Researchers Shine Ray of Hope on Poverty
One hundred years on from its establishment to investigate social deprivation, the Joseph Rowntree Foundation reports today that although the causes and definitions of poverty have changed, the poor are still with us.
More accurately, it claims the low incomes of a substantial minority in Britain still exclude them from the fruits of growing prosperity enjoyed by the majority.
The report, launched at the Foundation’s centenary conference, recorded a century of change. It describes how unemployment in the 1920s and 1930s became the leading cause of poverty. This changed in the 1950s and 1960s when the largest group became older people.
Pensioner poverty declined in the 1970s, but in the 1980s levels of unemployment and lone parenthood increased at a time of rapidly widening income inequality. In 2000, a comparison among 15 European Union and other industrialised countries showed that only the United States and Ireland had worse relative poverty rates than Britain, and only the US had a worse relative rate of child poverty.

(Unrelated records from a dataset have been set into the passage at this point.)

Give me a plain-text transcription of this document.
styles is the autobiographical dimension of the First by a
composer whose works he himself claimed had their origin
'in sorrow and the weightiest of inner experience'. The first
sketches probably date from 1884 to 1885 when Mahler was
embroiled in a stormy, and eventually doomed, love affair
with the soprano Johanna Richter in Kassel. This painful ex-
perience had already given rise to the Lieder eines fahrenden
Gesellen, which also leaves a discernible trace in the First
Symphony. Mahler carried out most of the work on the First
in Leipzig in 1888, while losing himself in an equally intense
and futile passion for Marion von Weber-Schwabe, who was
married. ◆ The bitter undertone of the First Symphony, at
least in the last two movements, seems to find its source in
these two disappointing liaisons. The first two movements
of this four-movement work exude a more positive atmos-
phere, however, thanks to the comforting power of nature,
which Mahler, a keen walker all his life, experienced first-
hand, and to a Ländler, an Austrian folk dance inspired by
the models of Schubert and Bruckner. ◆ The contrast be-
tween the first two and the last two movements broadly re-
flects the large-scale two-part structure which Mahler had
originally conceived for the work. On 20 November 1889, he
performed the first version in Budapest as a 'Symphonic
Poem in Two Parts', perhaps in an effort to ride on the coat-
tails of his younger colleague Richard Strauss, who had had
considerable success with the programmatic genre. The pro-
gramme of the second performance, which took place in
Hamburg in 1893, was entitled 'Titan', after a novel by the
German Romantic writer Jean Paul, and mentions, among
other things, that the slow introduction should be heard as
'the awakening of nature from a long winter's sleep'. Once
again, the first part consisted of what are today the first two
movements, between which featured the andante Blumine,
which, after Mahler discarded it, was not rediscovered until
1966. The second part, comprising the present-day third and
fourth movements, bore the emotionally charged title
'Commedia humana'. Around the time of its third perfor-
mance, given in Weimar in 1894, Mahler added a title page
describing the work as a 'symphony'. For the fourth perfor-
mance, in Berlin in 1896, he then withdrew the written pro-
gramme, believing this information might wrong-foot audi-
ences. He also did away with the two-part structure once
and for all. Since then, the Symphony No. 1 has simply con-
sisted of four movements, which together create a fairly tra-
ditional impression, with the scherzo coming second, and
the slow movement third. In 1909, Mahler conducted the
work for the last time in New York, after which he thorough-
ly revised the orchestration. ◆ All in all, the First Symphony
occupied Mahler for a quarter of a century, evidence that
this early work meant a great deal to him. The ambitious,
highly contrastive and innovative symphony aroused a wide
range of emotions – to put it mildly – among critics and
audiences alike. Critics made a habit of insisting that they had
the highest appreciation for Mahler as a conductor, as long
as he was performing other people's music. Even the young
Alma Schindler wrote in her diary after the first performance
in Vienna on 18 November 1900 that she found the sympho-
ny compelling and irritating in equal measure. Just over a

Looking ahead brightly, the researchers say current anti-poverty policies could see falling demands for welfare benefits free up resources for those who need them. But they warn any success could be overwhelmed by widening wealth inequality and low rates of pay for unskilled workers in an increasingly cut-throat, global market.
An ageing population could also place heavy demands on social spending, leading to tax increases and reduced political enthusiasm for spending on anti-poverty policies.
Co-author Prof. John Hills said: ‘Looking ahead over the coming decades, there is no easy way of predicting whether the optimistic or the pessimistic view will prevail. But we are more likely to establish a virtuous circle if the need for progress on reducing poverty is given a high public and political profile.’